Friday, November 25, 2011

Beta Reader

According to Wikipedia, A beta reader (also spelled betareader, or shortened to beta) is a person who reads a written work, generally fiction, with what has been described as "a critical eye, with the aim of improving grammar, spelling, characterization, and general style of a story prior to its release to the general public." Believe me, a valuable resource, one not all that easy to find, and I know why. Having been asked by several writers to 'take a look at' their work, I have found it to be a time-consuming project. Don't get me wrong; I love to help other writers. By doing so, I get to read some really awesome stories, and I know how valuable a fresh pair of eyes can be. Sometimes one's own brain just keeps reading what it wants to read, not seeing the little mistakes.

I'm not educated in the english language and my spelling skills are mediocre at best, but after having put enough words into my computer(s) to fill over a dozen books, I've learned a thing or two. I also have a much varied life of experiences to draw on for trivial information. Also, since acquiring an internet connection, I've learned a few tricks about the skill of writing itself. I'm no expert; there are several writers which I follow in one way or another who I consider a far better expert than I am, but I do try to pass on what I've learned.

The most frustrating thing about helping beginning writers is their desire to take my word for it all. After however many pages of corrections, suggestions and comments, it's very disheartening when you get another installment and exactly the same kinds of mistakes are still being made. It makes me wonder if my comments and corrections are being read or if they are simply all being blindly accepted. And I do believe this may well be the biggest reason beta readers are so hard to find.

'Voice' is a very real thing; you might say it is a writer's fingerprint, and we all know that fingerprints are very individual. 'Voice' is likely one thing a reader falls in love with when they read your books; it is something that can draw people to buy anything you write rather than just judging by cover and title. If you allow a beta reader to dictate all of your corrections, you risk your 'voice' becoming muddled if not completely usurped. So, my advice to writers who religiously use beta readers ---> LEARN from what they say. They are experience. They are a fresh pair of eyes, They are an opinion on some matter you may have overlooked. And absolutely none of them will be the slightest bit bothered if you don't make a change they may have recommended. In fact, it is entirely possible, them recommending some change is a way for you to see that they missed the point you were trying to make.

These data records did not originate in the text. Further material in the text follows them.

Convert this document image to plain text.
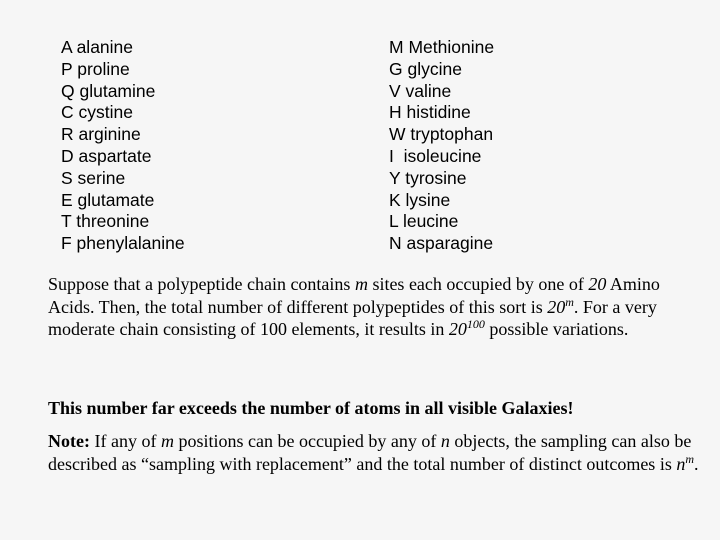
A alanine
P proline
Q glutamine
C cystine
R arginine
D aspartate
S serine
E glutamate
T threonine
F phenylalanine
M Methionine
G glycine
V valine
H histidine
W tryptophan
I  isoleucine
Y tyrosine
K lysine
L leucine
N asparagine

Suppose that a polypeptide chain contains m sites each occupied by one of 20 Amino Acids. Then, the total number of different polypeptides of this sort is 20$^m$. For a very moderate chain consisting of 100 elements, it results in $20^{100}$ possible variations.

This number far exceeds the number of atoms in all visible Galaxies!

Note: If any of m positions can be occupied by any of n objects, the sampling can also be described as “sampling with replacement” and the total number of distinct outcomes is $n^m$.
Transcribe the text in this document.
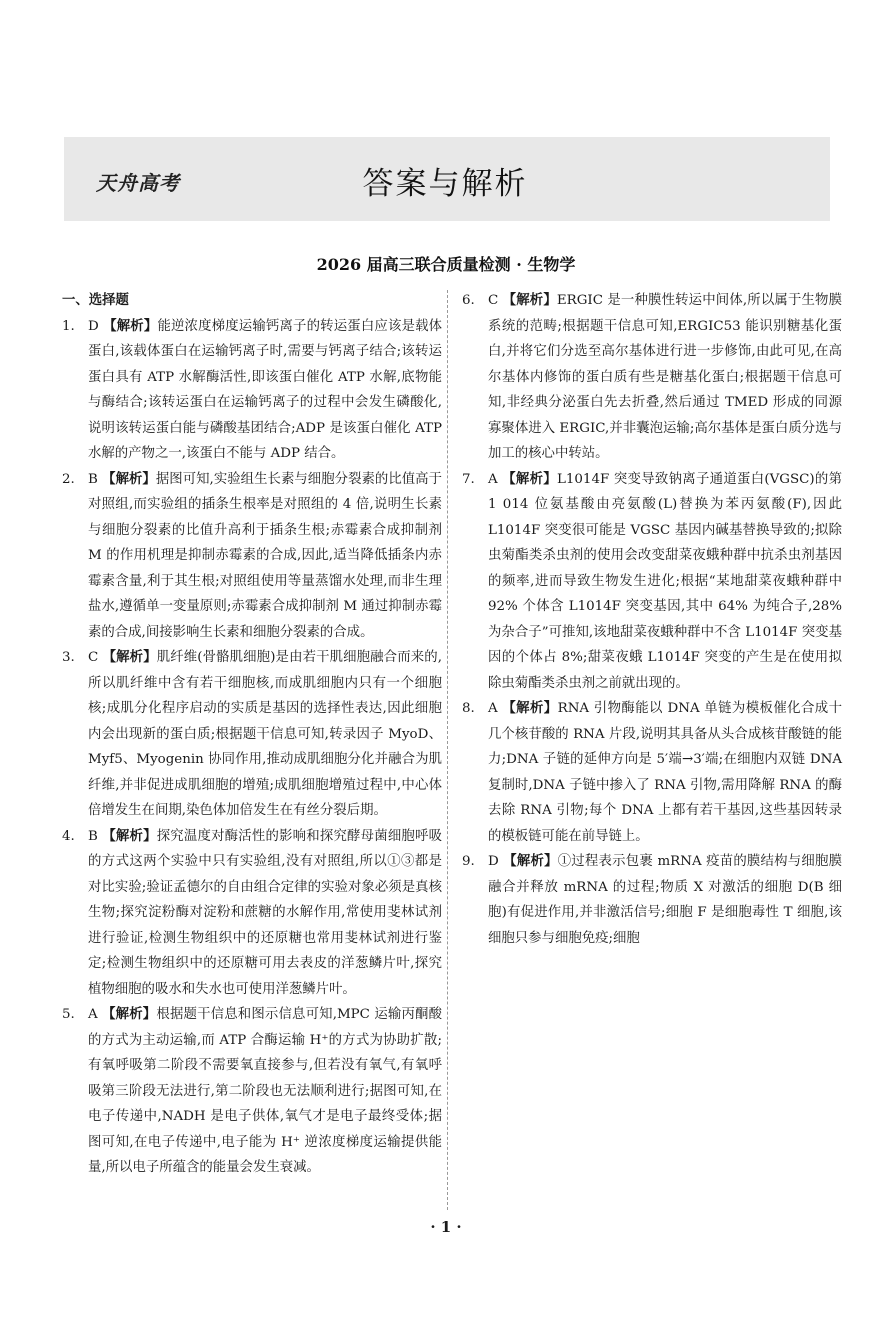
天舟高考	答案与解析
2026 届高三联合质量检测 · 生物学
一、选择题

1. D 【解析】能逆浓度梯度运输钙离子的转运蛋白应该是载体蛋白,该载体蛋白在运输钙离子时,需要与钙离子结合;该转运蛋白具有 ATP 水解酶活性,即该蛋白催化 ATP 水解,底物能与酶结合;该转运蛋白在运输钙离子的过程中会发生磷酸化,说明该转运蛋白能与磷酸基团结合;ADP 是该蛋白催化 ATP 水解的产物之一,该蛋白不能与 ADP 结合。

2. B 【解析】据图可知,实验组生长素与细胞分裂素的比值高于对照组,而实验组的插条生根率是对照组的 4 倍,说明生长素与细胞分裂素的比值升高利于插条生根;赤霉素合成抑制剂 M 的作用机理是抑制赤霉素的合成,因此,适当降低插条内赤霉素含量,利于其生根;对照组使用等量蒸馏水处理,而非生理盐水,遵循单一变量原则;赤霉素合成抑制剂 M 通过抑制赤霉素的合成,间接影响生长素和细胞分裂素的合成。

3. C 【解析】肌纤维(骨骼肌细胞)是由若干肌细胞融合而来的,所以肌纤维中含有若干细胞核,而成肌细胞内只有一个细胞核;成肌分化程序启动的实质是基因的选择性表达,因此细胞内会出现新的蛋白质;根据题干信息可知,转录因子 MyoD、Myf5、Myogenin 协同作用,推动成肌细胞分化并融合为肌纤维,并非促进成肌细胞的增殖;成肌细胞增殖过程中,中心体倍增发生在间期,染色体加倍发生在有丝分裂后期。

4. B 【解析】探究温度对酶活性的影响和探究酵母菌细胞呼吸的方式这两个实验中只有实验组,没有对照组,所以①③都是对比实验;验证孟德尔的自由组合定律的实验对象必须是真核生物;探究淀粉酶对淀粉和蔗糖的水解作用,常使用斐林试剂进行验证,检测生物组织中的还原糖也常用斐林试剂进行鉴定;检测生物组织中的还原糖可用去表皮的洋葱鳞片叶,探究植物细胞的吸水和失水也可使用洋葱鳞片叶。

5. A 【解析】根据题干信息和图示信息可知,MPC 运输丙酮酸的方式为主动运输,而 ATP 合酶运输 H⁺的方式为协助扩散;有氧呼吸第二阶段不需要氧直接参与,但若没有氧气,有氧呼吸第三阶段无法进行,第二阶段也无法顺利进行;据图可知,在电子传递中,NADH 是电子供体,氧气才是电子最终受体;据图可知,在电子传递中,电子能为 H⁺ 逆浓度梯度运输提供能量,所以电子所蕴含的能量会发生衰减。

6. C 【解析】ERGIC 是一种膜性转运中间体,所以属于生物膜系统的范畴;根据题干信息可知,ERGIC53 能识别糖基化蛋白,并将它们分选至高尔基体进行进一步修饰,由此可见,在高尔基体内修饰的蛋白质有些是糖基化蛋白;根据题干信息可知,非经典分泌蛋白先去折叠,然后通过 TMED 形成的同源寡聚体进入 ERGIC,并非囊泡运输;高尔基体是蛋白质分选与加工的核心中转站。

7. A 【解析】L1014F 突变导致钠离子通道蛋白(VGSC)的第 1 014 位氨基酸由亮氨酸(L)替换为苯丙氨酸(F),因此 L1014F 突变很可能是 VGSC 基因内碱基替换导致的;拟除虫菊酯类杀虫剂的使用会改变甜菜夜蛾种群中抗杀虫剂基因的频率,进而导致生物发生进化;根据“某地甜菜夜蛾种群中 92% 个体含 L1014F 突变基因,其中 64% 为纯合子,28% 为杂合子”可推知,该地甜菜夜蛾种群中不含 L1014F 突变基因的个体占 8%;甜菜夜蛾 L1014F 突变的产生是在使用拟除虫菊酯类杀虫剂之前就出现的。

8. A 【解析】RNA 引物酶能以 DNA 单链为模板催化合成十几个核苷酸的 RNA 片段,说明其具备从头合成核苷酸链的能力;DNA 子链的延伸方向是 5′端→3′端;在细胞内双链 DNA 复制时,DNA 子链中掺入了 RNA 引物,需用降解 RNA 的酶去除 RNA 引物;每个 DNA 上都有若干基因,这些基因转录的模板链可能在前导链上。

9. D 【解析】①过程表示包裹 mRNA 疫苗的膜结构与细胞膜融合并释放 mRNA 的过程;物质 X 对激活的细胞 D(B 细胞)有促进作用,并非激活信号;细胞 F 是细胞毒性 T 细胞,该细胞只参与细胞免疫;细胞

· 1 ·
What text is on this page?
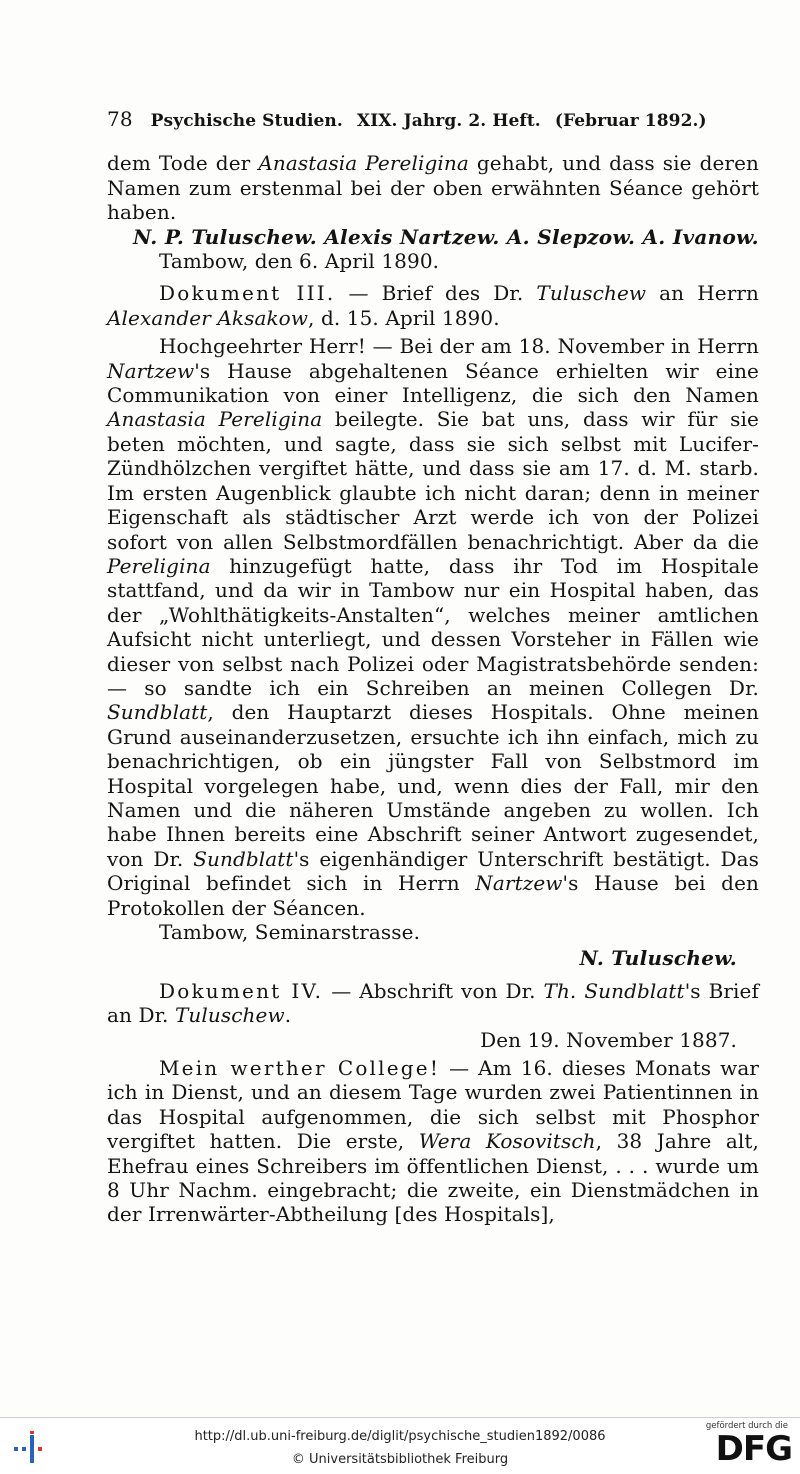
78 Psychische Studien. XIX. Jahrg. 2. Heft. (Februar 1892.)

dem Tode der Anastasia Pereligina gehabt, und dass sie deren Namen zum erstenmal bei der oben erwähnten Séance gehört haben.

N. P. Tuluschew. Alexis Nartzew. A. Slepzow. A. Ivanow.

Tambow, den 6. April 1890.

Dokument III. — Brief des Dr. Tuluschew an Herrn Alexander Aksakow, d. 15. April 1890.

Hochgeehrter Herr! — Bei der am 18. November in Herrn Nartzew's Hause abgehaltenen Séance erhielten wir eine Communikation von einer Intelligenz, die sich den Namen Anastasia Pereligina beilegte. Sie bat uns, dass wir für sie beten möchten, und sagte, dass sie sich selbst mit Lucifer-Zündhölzchen vergiftet hätte, und dass sie am 17. d. M. starb. Im ersten Augenblick glaubte ich nicht daran; denn in meiner Eigenschaft als städtischer Arzt werde ich von der Polizei sofort von allen Selbstmordfällen benachrichtigt. Aber da die Pereligina hinzugefügt hatte, dass ihr Tod im Hospitale stattfand, und da wir in Tambow nur ein Hospital haben, das der „Wohlthätigkeits-Anstalten“, welches meiner amtlichen Aufsicht nicht unterliegt, und dessen Vorsteher in Fällen wie dieser von selbst nach Polizei oder Magistratsbehörde senden: — so sandte ich ein Schreiben an meinen Collegen Dr. Sundblatt, den Hauptarzt dieses Hospitals. Ohne meinen Grund auseinanderzusetzen, ersuchte ich ihn einfach, mich zu benachrichtigen, ob ein jüngster Fall von Selbstmord im Hospital vorgelegen habe, und, wenn dies der Fall, mir den Namen und die näheren Umstände angeben zu wollen. Ich habe Ihnen bereits eine Abschrift seiner Antwort zugesendet, von Dr. Sundblatt's eigenhändiger Unterschrift bestätigt. Das Original befindet sich in Herrn Nartzew's Hause bei den Protokollen der Séancen.

Tambow, Seminarstrasse.

N. Tuluschew.

Dokument IV. — Abschrift von Dr. Th. Sundblatt's Brief an Dr. Tuluschew.

Den 19. November 1887.

Mein werther College! — Am 16. dieses Monats war ich in Dienst, und an diesem Tage wurden zwei Patientinnen in das Hospital aufgenommen, die sich selbst mit Phosphor vergiftet hatten. Die erste, Wera Kosovitsch, 38 Jahre alt, Ehefrau eines Schreibers im öffentlichen Dienst, . . . wurde um 8 Uhr Nachm. eingebracht; die zweite, ein Dienstmädchen in der Irrenwärter-Abtheilung [des Hospitals],

http://dl.ub.uni-freiburg.de/diglit/psychische_studien1892/0086
© Universitätsbibliothek Freiburg
gefördert durch die
DFG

I have asked for a little help from time to time without much real success, not the kind I was looking for, however I have worked with now two professional editors. Both have suggested different spellings for names; one I agreed with rather blindly (in that regard) to my regret, the other I agreed with and then changed my mind. Be willing to learn from anyone around you, but also be willing to disagree in order to preserve your own 'voice', your own story.


Jacqui said...

I haven't yet had the courage to work with a professional editor. Or beta readers for that matter.

Good article.

Anna L. Walls said...

Sometimes just discussing a scene with someone can be a major help, but working with anyone gives you a window into how someone else sees your story. If they don't see what you see, you missed something - it's time to change something.

Healing Morning said...

I've been an editor for years in a wide range of industries, and most recently did some e-publishing editing for romance manuscripts. To say this was challenging was putting it lightly. Some of the manuscripts were downright painful to wade through, but the goal was to make each one the best final draft possible, whilst still keeping that authentic voice strong for the author. I experienced similar issues that you've described - working with the same authors who continued to make the same mistakes/errors over and over. That's the job of an editor, though, to suck it up and polish the final draft. This type of work always hones our own writing skills in a roundabout manner. Great article, Anna!

- Dawn

Anna L. Walls said...

Thanks, that means a lot coming from you.